Coordenador da força-tarefa, o procurador Deltan Dallagnol
disse aos jornalistas que a eventual liberdade do ex-ministro representaria um
"grande risco à sociedade".
De acordo com o Ministério Público Federal (MPF), Dirceu
recebeu R$ 2,4 milhões em propina antes, durante e depois do julgamento do
mensalão do PT (leia a íntegra da
denúncia).
Em entrevista coletiva concedida na capital paranaense para
apresentar a nova denúncia contra Dirceu, os procuradores da República
mostraram que os últimos depósitos de propina ocorreram depois da prisão de
Dirceu, ordenada
pelo Supremo por conta da condenação no julgamento do mensalão do PT, em
2013.
De acordo com o MPF, os pagamentos ao ex-ministro só
cessaram com a prisão do dono da construtora UTC, Ricardo Pessoa, em 2014. Um
dos delatores da Lava Jato, o empresário contou que Dirceu ofereceu ajuda para
inserir a empreiteira em países da América Latina e na Espanha porque tinha
acesso político à cúpula dos governos.
Ao final do julgamento desta terça n o Supremo, o ministro
Gilmar Mendes criticou o anúncio da nova denúncia do Ministério Público Federal
no Paraná no mesmo dia em que o STF julgaria o pedido de liberdade.
"Foi uma brincadeira quase juvenil.

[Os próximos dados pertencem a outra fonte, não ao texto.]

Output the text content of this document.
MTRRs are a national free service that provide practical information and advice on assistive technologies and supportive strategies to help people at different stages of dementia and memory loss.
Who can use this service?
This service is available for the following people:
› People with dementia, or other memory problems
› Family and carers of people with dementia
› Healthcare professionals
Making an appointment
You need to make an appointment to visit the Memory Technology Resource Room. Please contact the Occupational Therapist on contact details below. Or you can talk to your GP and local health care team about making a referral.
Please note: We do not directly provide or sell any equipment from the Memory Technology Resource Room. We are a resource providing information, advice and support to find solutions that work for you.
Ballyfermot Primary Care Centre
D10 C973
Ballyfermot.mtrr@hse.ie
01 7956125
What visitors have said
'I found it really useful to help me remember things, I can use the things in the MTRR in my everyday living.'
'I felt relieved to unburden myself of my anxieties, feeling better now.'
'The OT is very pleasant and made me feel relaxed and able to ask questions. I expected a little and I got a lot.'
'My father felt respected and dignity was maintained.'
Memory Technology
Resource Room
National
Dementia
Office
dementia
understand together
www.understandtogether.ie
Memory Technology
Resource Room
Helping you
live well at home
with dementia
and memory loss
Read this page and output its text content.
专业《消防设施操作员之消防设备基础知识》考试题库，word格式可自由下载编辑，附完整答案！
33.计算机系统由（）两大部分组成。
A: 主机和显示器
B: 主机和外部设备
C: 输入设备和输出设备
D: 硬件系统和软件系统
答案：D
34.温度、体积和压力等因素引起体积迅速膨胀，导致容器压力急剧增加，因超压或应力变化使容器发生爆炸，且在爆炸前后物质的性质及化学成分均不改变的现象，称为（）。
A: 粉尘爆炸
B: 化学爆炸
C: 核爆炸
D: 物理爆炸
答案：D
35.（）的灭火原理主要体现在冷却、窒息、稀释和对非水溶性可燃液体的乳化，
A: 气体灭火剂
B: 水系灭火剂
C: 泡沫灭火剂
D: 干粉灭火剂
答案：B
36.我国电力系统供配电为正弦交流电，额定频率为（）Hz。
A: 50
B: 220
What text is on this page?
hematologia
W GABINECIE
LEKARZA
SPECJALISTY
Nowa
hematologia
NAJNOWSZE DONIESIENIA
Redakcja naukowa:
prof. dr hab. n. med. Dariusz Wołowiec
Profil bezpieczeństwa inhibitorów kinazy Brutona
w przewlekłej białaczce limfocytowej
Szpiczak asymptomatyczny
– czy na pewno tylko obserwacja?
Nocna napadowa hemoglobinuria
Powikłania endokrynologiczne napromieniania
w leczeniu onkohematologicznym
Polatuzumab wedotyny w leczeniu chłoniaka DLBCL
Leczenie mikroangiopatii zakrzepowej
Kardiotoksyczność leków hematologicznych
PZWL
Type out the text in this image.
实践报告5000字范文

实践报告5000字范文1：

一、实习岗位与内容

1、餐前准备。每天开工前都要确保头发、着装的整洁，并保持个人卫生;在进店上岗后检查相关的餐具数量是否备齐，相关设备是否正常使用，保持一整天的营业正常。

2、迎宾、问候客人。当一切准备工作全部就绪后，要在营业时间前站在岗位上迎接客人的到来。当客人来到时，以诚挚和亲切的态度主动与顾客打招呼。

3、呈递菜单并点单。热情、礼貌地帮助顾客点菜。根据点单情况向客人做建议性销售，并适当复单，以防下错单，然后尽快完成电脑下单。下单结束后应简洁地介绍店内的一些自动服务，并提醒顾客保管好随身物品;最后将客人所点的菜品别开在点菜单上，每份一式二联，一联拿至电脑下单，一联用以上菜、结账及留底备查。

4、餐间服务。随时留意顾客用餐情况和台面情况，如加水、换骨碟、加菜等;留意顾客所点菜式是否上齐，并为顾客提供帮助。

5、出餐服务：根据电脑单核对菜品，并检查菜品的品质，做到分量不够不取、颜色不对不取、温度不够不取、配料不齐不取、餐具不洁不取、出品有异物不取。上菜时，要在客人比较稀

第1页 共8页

São jovens que
fazem esse tipo de brincadeira. Se nós cedêssemos a esse tipo de pressão, o
Supremo deixaria de ser Supremo. Não cabe a procurador da República pressionar
o STF, seja pela forma que quiser. É preciso respeitar as linhas básicas do
Estado de Direito.
Quando quebramos isso, estamos semeando um viés autoritário.
É preciso ter cuidado com esse tipo de prática", afirmou o ministro.